Lloviendo y haciendo sol

Publicado el Pilar Posada S.

Morimos, no hay tutía

Antier murió, en un absurdo y terrible accidente, -¿qué accidente no lo es?-, Juan Carlos Gaviria, el papá de Manuel José, un compañero de clase de mi hija. Laura y Manolo- así lo hemos llamado siempre- crecieron juntos. Juan Carlos quería mucho a Laura; le decía que era su princesa. Fue gentil y amable con ella. Querido, como decimos en Medellín.
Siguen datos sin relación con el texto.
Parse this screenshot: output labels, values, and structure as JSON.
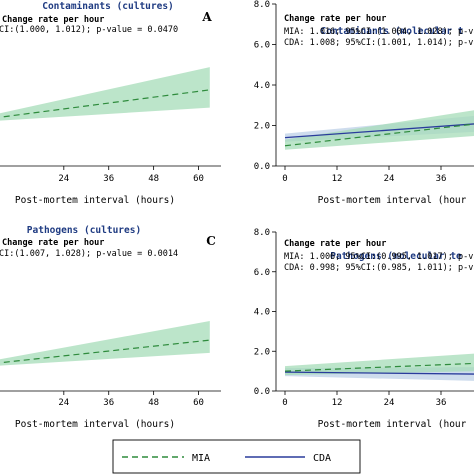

Ayer, en la sala de velación y en la misa se me vinieron, de golpe, cosas que he pensado y sentido en esos momentos desde que era una niña.

¿Por qué en un velorio nos ponemos a hablar frenéticamente en vez de quedarnos callados y recogidos? ¿Por qué empezamos a preguntar o dar detalles sobre las circunstancias de la muerte, que siempre resultan algo obscenos, morbosos, en lugar de conectarnos con la verdad desnuda: “murió”? ¿Por qué la atmósfera que se respira se parece a la de una sala de espera en una terminal de transporte o a la de un coctel donde gente que hace rato no se ve se pone al día en noticias y chismes? ¿Por qué los sacerdotes católicos, ante los dolientes y la caja con las cenizas, dicen cosas que van contra todas las evidencias, como “celebremos, hermanos, porque Jesucristo ha vencido la muerte”?

Mi cultura y la religión en la que me criaron son torpes para enfrentar la muerte. Torpes, bastas, ramplonas, evasivas, pobres. Cuando voy a un entierro me siento doblemente vacía, desolada, desprotegida y huérfana. Por un lado, el impacto atroz que produce en la psiquis la evidencia de la muerte y con él la tristeza por la ausencia definitiva de un ser humano. Se fue para siempre su cuerpo, su risa, su andar, su voz, su olor. Nunca más lo veremos, lo oiremos. Nunca más nos hablará, nos tocará. Por el otro, esos rituales vacíos, sin corazón, sin carnadura, que se repiten automáticamente como una máquina siniestra y engañosa que no puede detenerse.

La muerte es un hueso duro de roer. El más duro. La negamos, la evitamos, la olvidamos, y cuando llega no queremos pensar que nosotros, y los más nuestros, también seremos suyos algún día.

¿Cómo hacerle frente a una verdad tan pavorosa, para la que no estamos nunca preparados?

Ante la oquedad que para mí representa la delirante fe católica, que dice haber vencido la muerte -real y brutal ante mis ojos-, y los bullosos amotinamientos sociales llamados velaciones, misas y entierros, me quedo con el silencio del corazón, la presencia, el abrazo, la conversación íntima y lo que puede decir la poesía ante este agujero insondable que nos produce desconcierto, angustia, rabia, rebeldía, dolor y miedo. Hago mío, y si le sirve a alguien más, lo que escribió Miguel Hernández cuando en Orihuela, se le murió, como del rayo, su amigo Ramón Sijé, a quien tanto quería:

Un manotazo duro, un golpe helado,

un hachazo invisible y homicida,

un empujón brutal te ha derribado.

No hay extensión más grande que mi herida,

lloro mi desventura y sus conjuntos

y siento más tu muerte que mi vida.

Ando sobre rastrojos de difuntos,

y sin calor de nadie y sin consuelo

voy de mi corazón a mis asuntos.

Temprano levantó la muerte el vuelo,

temprano madrugó la madrugada,

temprano estás rodando por el suelo.

No perdono a la muerte enamorada,

no perdono a la vida desatenta,

no perdono a la tierra ni a la nada.